Synthesis and delivery of short, noncoding RNA by B lymphocytes

• Published in: Proceedings of the National Academy of Sciences - PNAS Vol. 110; no. 50; pp. 20182 - 20187
• Main Authors: Almanza, Gonzalo, Anufreichik, Veronika, Rodvold, Jeffrey J., Chiu, Kevin T., DeLaney, Alexandra, Akers, Johnny C., Chen, Clark C., Zanetti, Maurizio
• Format: Journal Article
• Language: English
• Published: United States National Academy of Sciences 10.12.2013; NATIONAL ACADEMY OF SCIENCES; National Acad Sciences
• Subjects: Animals; Antibodies - immunology; Antigen presenting cells; Antigens; B lymphocytes; B-Lymphocytes - metabolism; Biological Sciences; Biosynthesis; Cell lines; Cross priming; Deoxyribonucleic acid; DNA; Flow Cytometry; Gene expression; Gene Expression Regulation - genetics; Gene Targeting - methods; Humans; Immunotherapy - methods; Lymphocytes; Mice; Mice, Inbred C57BL; MicroRNA; MicroRNAs; MicroRNAs - genetics; MicroRNAs - metabolism; Microscopy, Fluorescence; Molecules; Oligonucleotides - genetics; Ova; Plasmids; Plasmids - genetics; Real-Time Polymerase Chain Reaction; RNA, Small Untranslated - biosynthesis; RNA, Small Untranslated - metabolism; T lymphocytes; Transfection; immunotherapy; microvesicles
• ISSN: 0027-8424; 1091-6490
• DOI: 10.1073/pnas.1311145110

Evolutionarily conserved short (20–30 nucleotides) noncoding RNAs (microRNAs) are powerful regulators of gene expression in a variety of physiological and pathological processes.
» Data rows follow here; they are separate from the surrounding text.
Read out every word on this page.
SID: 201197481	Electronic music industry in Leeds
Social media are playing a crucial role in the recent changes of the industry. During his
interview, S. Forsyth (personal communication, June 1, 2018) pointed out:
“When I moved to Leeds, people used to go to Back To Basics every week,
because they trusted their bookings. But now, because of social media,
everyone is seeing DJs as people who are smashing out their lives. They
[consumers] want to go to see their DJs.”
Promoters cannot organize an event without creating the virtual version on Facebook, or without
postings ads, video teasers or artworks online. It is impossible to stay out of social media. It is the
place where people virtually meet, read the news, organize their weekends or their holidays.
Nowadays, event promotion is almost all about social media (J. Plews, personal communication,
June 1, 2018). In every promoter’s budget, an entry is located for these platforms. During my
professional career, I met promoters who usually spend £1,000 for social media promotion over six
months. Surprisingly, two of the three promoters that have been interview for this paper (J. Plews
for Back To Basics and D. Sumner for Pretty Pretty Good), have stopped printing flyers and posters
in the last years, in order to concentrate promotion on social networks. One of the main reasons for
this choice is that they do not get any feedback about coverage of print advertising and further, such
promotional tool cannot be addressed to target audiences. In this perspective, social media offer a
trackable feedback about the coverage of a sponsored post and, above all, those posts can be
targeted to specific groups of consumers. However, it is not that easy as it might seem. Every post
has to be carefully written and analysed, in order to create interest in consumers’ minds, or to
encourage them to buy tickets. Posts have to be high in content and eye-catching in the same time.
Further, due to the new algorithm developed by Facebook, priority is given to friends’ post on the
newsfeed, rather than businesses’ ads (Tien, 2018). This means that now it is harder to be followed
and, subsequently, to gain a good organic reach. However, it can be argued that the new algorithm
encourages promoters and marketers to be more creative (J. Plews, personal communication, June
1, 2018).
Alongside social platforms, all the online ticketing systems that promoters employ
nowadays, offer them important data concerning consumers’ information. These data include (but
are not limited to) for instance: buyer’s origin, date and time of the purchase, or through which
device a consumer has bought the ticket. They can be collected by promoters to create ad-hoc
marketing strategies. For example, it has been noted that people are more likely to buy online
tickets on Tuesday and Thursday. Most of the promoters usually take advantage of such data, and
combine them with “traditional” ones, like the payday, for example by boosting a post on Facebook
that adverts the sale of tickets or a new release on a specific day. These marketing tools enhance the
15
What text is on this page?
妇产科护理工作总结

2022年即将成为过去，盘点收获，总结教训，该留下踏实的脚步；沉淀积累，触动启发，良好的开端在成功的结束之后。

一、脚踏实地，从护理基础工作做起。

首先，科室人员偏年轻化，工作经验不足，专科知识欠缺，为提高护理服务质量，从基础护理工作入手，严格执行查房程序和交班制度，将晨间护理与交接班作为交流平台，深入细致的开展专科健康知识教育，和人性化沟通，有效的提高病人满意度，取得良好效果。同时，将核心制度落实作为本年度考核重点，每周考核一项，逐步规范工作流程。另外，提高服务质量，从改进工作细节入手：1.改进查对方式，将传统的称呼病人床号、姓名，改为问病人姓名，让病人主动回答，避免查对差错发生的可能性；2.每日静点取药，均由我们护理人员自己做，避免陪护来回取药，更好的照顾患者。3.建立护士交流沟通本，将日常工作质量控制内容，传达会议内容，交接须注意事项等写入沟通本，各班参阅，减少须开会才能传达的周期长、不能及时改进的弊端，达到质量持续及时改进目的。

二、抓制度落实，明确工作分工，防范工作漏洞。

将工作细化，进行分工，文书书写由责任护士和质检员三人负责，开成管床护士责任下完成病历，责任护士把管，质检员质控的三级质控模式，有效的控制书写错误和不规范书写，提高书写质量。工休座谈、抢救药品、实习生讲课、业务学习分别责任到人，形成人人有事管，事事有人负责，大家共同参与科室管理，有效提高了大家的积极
As such, means to efficiently modulate microRNA function constitute an important therapeutic opportunity. Here we demonstrate that primary B lymphocytes can be genetically programmed with nonviral plasmid DNA for the biogenesis and delivery of antisense sequences (anti-microRNA) against microRNA-150 (miR-150). Within 18 h of transfection with an anti-miR-150 construct, primary B lymphocytes secrete ∼3,000 copies of anti-miR-150 molecules per cell. Anti-miR-150 molecules released by B lymphocytes were internalized by CD8 T lymphocytes during cross-priming in vitro and in vivo, resulting in marked down-regulation of endogenous miR-150. However, such internalization was not observed in the absence of cross-priming. These results suggest that shuttling anti-miR-150 molecules from B lymphocytes to T cells requires the activation of receiver T cells via the antigen receptor. Finally, anti-miR-150 synthesized in B cells were secreted both as free and extracellular vesicle-associated fractions, but only extracellular vesicle-associated anti-miR-150 were apparently taken up by CD8 T cells. Collectively, these data indicate that primary B lymphocytes represent an efficient platform for the synthesis and delivery of short, noncoding RNA, paving the way for an approach to immunogenomic therapies.